I don't believe there's a big cultural gap between Lebanese Christians and Muslims.
Most urbanized Lebanese youth are shunning old traditions and adopting a more Western lifestyle, whether they're Christian or Muslim.
If you go to Mar Mikhael, you'd notice that half of the clientele is Muslim.
The cultural differences exist mainly between the Hizbullah community/Jame3a Islemiyyeh/Salafists and the rest of Lebanon.
That's why there's a perceived cultural divide between Muslims and Christians. But in truth, it's a divide between Christians/secular Sunnis/secular Shiites on one side and Shia and Sunni Islamists on the other side.

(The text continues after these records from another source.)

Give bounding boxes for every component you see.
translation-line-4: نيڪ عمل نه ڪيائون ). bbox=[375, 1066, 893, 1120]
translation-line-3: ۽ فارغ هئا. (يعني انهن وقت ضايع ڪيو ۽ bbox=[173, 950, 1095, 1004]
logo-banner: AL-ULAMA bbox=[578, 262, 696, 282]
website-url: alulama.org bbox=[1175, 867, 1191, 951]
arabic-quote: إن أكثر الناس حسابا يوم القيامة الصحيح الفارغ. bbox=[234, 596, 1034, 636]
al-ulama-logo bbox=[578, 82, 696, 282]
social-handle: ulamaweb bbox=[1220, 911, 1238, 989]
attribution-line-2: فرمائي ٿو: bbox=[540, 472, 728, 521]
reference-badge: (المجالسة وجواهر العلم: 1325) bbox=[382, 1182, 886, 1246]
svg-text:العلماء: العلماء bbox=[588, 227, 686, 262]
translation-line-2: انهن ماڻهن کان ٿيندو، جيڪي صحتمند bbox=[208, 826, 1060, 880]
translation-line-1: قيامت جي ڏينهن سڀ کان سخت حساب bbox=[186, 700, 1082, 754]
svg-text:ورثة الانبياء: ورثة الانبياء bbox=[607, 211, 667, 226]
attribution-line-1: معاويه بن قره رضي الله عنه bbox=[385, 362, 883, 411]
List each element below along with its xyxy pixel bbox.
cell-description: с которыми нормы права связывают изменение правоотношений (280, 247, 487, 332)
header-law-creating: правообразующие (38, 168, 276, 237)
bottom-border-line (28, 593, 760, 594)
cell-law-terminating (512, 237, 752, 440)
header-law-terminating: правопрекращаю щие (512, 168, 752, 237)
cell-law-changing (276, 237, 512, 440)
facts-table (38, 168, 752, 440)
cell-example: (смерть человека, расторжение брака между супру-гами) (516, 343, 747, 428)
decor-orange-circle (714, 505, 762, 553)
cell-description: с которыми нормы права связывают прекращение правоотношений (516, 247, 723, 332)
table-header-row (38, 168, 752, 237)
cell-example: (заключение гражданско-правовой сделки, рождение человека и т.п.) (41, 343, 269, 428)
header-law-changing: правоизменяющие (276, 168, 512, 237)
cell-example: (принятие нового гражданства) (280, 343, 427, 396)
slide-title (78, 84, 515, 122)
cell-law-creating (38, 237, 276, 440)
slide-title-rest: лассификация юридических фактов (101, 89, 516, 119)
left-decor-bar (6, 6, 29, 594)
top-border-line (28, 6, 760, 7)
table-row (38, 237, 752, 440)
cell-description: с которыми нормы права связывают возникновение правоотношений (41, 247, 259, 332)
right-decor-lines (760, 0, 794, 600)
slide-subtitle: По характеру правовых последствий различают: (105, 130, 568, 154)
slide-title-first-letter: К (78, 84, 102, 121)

The cultural divide argument started emerging when Christian nationalists wanted to divide Lebanon based on what is recognized internationally as a nation. The Kulturnation in comparison with the Staatnation, are two concepts of nationalism that came out of Europe. The former was in Germany in response to the latter which emerged from the French Revolution. In the French concept, culture, race and language does not make the nation, but the territorial state defines the population and its identity.
The Germans on the other hand constructed nations based on "culture" and "cultural differences" to separate the German from the Jew. German nationalism takes biology, culture, and tribal roots as central to the idea of the nation.
Pierre Gemayel was the pioneer of constructing the concept of the cultural nation into the Lebanese Christian identity, something he admired in and learned from Nazi Germany.